Picture the following situation: Laws with shaky moral foundations prevent a category of people, most of whom are in a racial minority, from exercising their right to participate in their federal government through voting. This is not Birmingham, Ala., 1963. This is Washington, D.C., 2007.
The first interpreters of the Constitution believed that D.C. should not have a representative in the legislature because the right to send delegates to Congress was reserved for states, and the District of Columbia was a district. They were also expecting that the population of D.C. would remain inconsequential because the federal government would remain small compared to state governments.

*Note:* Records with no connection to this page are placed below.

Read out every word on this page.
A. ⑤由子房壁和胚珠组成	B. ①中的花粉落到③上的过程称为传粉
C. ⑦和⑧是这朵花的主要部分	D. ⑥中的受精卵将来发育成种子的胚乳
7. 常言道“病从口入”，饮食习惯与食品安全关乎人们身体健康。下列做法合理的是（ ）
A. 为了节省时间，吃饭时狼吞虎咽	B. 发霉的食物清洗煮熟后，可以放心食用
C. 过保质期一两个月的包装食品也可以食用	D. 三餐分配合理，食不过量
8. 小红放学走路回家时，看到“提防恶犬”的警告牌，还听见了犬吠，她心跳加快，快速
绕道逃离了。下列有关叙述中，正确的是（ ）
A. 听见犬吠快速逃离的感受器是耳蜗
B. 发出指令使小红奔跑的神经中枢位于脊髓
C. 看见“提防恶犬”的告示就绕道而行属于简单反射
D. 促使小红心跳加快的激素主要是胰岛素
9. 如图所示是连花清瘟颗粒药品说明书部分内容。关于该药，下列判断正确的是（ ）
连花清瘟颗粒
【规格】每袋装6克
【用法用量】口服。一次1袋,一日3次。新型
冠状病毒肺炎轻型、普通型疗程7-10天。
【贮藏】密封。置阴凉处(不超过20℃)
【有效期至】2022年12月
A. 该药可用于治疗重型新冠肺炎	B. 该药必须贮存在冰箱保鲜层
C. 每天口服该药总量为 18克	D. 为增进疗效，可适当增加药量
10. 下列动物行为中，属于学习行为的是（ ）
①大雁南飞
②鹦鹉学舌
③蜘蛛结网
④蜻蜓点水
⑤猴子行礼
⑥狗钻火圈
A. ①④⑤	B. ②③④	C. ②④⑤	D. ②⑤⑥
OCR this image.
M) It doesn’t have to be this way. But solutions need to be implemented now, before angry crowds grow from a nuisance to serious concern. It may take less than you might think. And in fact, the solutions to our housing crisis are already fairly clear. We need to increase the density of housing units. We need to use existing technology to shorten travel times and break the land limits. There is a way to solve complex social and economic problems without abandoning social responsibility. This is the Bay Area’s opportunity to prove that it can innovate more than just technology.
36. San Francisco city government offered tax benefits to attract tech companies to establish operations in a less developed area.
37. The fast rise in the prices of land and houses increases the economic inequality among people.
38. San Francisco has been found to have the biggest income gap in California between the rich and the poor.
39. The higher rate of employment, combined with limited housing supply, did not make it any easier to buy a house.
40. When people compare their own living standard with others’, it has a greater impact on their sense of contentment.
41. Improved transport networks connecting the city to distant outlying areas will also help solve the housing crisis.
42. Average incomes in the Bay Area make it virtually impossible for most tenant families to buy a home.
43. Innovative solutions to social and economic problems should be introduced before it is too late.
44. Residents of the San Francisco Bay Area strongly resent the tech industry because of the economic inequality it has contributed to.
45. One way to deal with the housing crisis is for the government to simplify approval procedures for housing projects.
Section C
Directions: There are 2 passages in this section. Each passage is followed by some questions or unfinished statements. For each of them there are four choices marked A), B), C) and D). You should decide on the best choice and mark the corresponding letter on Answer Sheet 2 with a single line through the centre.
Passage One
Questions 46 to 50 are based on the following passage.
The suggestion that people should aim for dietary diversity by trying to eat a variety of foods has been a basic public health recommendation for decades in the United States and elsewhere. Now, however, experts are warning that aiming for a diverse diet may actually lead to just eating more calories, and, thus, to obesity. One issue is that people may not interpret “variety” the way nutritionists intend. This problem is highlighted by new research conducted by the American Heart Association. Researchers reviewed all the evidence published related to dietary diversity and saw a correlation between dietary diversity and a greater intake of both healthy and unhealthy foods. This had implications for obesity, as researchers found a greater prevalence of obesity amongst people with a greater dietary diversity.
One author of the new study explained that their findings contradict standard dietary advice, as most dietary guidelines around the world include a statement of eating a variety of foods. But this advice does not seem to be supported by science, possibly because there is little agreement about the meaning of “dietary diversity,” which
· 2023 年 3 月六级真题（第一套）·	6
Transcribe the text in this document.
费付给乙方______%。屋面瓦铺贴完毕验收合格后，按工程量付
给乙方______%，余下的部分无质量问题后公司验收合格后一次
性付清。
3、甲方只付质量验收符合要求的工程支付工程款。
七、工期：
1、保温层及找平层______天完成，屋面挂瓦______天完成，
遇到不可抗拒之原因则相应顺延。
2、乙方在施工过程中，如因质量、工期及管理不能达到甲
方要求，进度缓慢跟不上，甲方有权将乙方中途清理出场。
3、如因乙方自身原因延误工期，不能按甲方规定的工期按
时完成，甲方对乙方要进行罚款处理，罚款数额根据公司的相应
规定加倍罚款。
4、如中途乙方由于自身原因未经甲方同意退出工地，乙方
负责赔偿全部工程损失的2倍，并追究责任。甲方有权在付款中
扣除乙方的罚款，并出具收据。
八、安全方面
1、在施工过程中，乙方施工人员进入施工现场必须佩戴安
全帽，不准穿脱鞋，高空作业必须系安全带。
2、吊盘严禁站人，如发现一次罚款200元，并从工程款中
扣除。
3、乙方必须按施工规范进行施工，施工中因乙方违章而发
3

Two world wars, superpower status and a reconceptualization of the role and size of the federal government have brought on a population explosion in the District that the founding fathers could not have imagined. Today, almost 600,000 citizens live in D.C. proper, and the greater Washington metropolitan area includes 5 million people. It is the 24th most populous city in the United States, and has a greater population than the entire state of Wyoming.
Today, the idea that District residents should not have the right to participate in federal legislative elections is repugnant. In 1969, the Supreme Court declared that "[i]t can hardly be argued that either students or teachers shed their constitutional rights to freedom of speech ... at the schoolhouse gates." Likewise, it can hardly be argued that U.S. citizens lose their constitutional right to vote in federal legislative elections by moving to the District or by simply being born here.
It's a sad fact that D.C. voting rights have been the victim of cynical partisan politics. Republicans resent the idea of giving the franchise to an electorate that is solidly supportive of Democrats. John Kerry received a whopping 89 percent of all D.C. votes cast in the presidential election in 2004. It is exceedingly difficult to pass D.C. enfranchisement legislation because supporters must meet the cloture requirement and have 60 senators on their side, a difficult feat in a Congress that has remained relatively balanced. All politicians should support measures to give D.C. residents the vote because it is squarely in line with the U.S. tradition of continually expanding the bounds of human liberty.
Black Americans in the South were denied the right to vote for over a century. Southern blacks had no ability to change the laws that restricted their vote because they could not elect anyone to oppose those laws in the first place. Since the local electoral system was closed to blacks, the only option left open to the civil rights movement was to force action at a national level through civil disobedience.
Let's spare ourselves the disruptive civil disobedience and effect change now. As students in the District, we can understand the importance of giving its residents the right to vote, but we also have to power to vote for congressional candidates in our home districts who support D.C. voting rights. Educate yourself on how your representatives in Congress voted on the recent unsuccessful bill (H.R. 1905 and S. 1257) to give D.C. one voting representative in the House.
There are arguments that we should stick with tradition and obey the Constitution's implicit denial of the vote to D.C.'s residents. I would like to remind people who hold this view that it is the same first draft of the Constitution that sanctioned slavery and declared that each black person was equivalent to only three-fifths of a white person. Times have changed.
It is time to edit the Constitution to ensure that we have an electoral system that most closely matches our ideals as Americans. The denial of voting rights to residents of the District: What a travesty.
Travis McArthur is a senior in the School of International Service and a D.C. politics columnist for The Eagle.